The producers of The Waltons originally wanted an actress in her early to mid-40s, with long and reddish hair to play the role of Olivia Walton. Who they chose, however, was Michael Learned. A 32-year-old actress with short blonde hair.
Despite the producers' original description of Olivia Walton, Learned would go on to play Olivia for 168 episodes during The Waltons' nine season run. She would also bring in three Emmy awards for her role on the series.
In a 1976 interview with Mount Vernon Argus, Learned talked about her first meeting with The Waltons' producers. According to Learned, the producers gave her the impression that she was all wrong for the role. But as she said: "There are no rules in Hollywood."
Learned was younger in real life than what had been envisioned for Olivia, so she spent the first two seasons of The Waltons being transformed in makeup and in clothing, making her look older than she actually was.

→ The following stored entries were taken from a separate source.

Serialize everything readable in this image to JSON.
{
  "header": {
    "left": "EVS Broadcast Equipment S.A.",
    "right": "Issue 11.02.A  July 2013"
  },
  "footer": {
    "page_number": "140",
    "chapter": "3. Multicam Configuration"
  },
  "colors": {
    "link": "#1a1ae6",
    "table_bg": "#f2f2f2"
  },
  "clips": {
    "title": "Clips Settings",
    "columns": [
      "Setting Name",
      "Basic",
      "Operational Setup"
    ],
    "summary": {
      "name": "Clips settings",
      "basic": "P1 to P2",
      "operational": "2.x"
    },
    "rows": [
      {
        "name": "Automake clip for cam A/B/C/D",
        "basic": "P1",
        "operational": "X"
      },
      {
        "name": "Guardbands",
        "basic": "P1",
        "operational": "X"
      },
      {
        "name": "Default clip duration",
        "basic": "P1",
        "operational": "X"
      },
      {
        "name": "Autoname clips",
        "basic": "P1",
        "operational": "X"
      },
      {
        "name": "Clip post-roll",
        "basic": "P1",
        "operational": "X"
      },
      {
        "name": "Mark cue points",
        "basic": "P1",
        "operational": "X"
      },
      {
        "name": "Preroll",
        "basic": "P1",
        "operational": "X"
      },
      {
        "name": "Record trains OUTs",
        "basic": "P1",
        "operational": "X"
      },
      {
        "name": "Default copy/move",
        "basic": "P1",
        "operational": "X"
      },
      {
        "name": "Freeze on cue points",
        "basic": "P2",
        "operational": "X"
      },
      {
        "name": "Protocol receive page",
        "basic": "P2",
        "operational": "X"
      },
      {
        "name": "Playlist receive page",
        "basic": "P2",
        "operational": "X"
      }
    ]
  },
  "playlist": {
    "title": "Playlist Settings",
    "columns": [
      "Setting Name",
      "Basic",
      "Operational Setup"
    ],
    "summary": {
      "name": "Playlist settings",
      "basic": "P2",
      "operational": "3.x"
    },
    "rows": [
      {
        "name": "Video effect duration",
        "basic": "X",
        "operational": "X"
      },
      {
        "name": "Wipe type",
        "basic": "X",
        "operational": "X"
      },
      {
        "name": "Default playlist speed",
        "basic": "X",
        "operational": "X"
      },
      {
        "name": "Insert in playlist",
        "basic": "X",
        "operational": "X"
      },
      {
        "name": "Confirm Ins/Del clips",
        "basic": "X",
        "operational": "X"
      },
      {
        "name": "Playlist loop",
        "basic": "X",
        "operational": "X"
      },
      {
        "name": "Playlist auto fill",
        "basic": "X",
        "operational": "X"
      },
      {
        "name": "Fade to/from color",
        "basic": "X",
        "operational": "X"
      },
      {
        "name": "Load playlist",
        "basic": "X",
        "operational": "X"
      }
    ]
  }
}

"They spent the first two seasons trying to make me look older, and the last two trying to make me look younger," she said.
Her character's age wasn't the only thing that changed throughout the series. Many fans can recall Olivia in early seasons as more quiet and reserved. According to Learned, Olivia had come a long way since the first couple seasons.
"The character has changed: she participates more," she said. "The first two years I did a lot of coffee pouring and telling children to go to bed. She's a little less rigid now, has a few more weaknesses and strengths, and more point of view."
As her character changed in the show, Learned started to change outside of it. The Waltons did well in ratings, partially thanks to the deep bonds and unpredictable chemistry of the characters. According to Learned, it was the depiction of an American family that people related to.
"We're all so jaded," she said in a 1973 interview with The Kokomo Times. "Our show goes another way, and often it's effective."
A lot of praise, awards and success for someone who didn't originally match the casting description. Maybe that's why they chose her.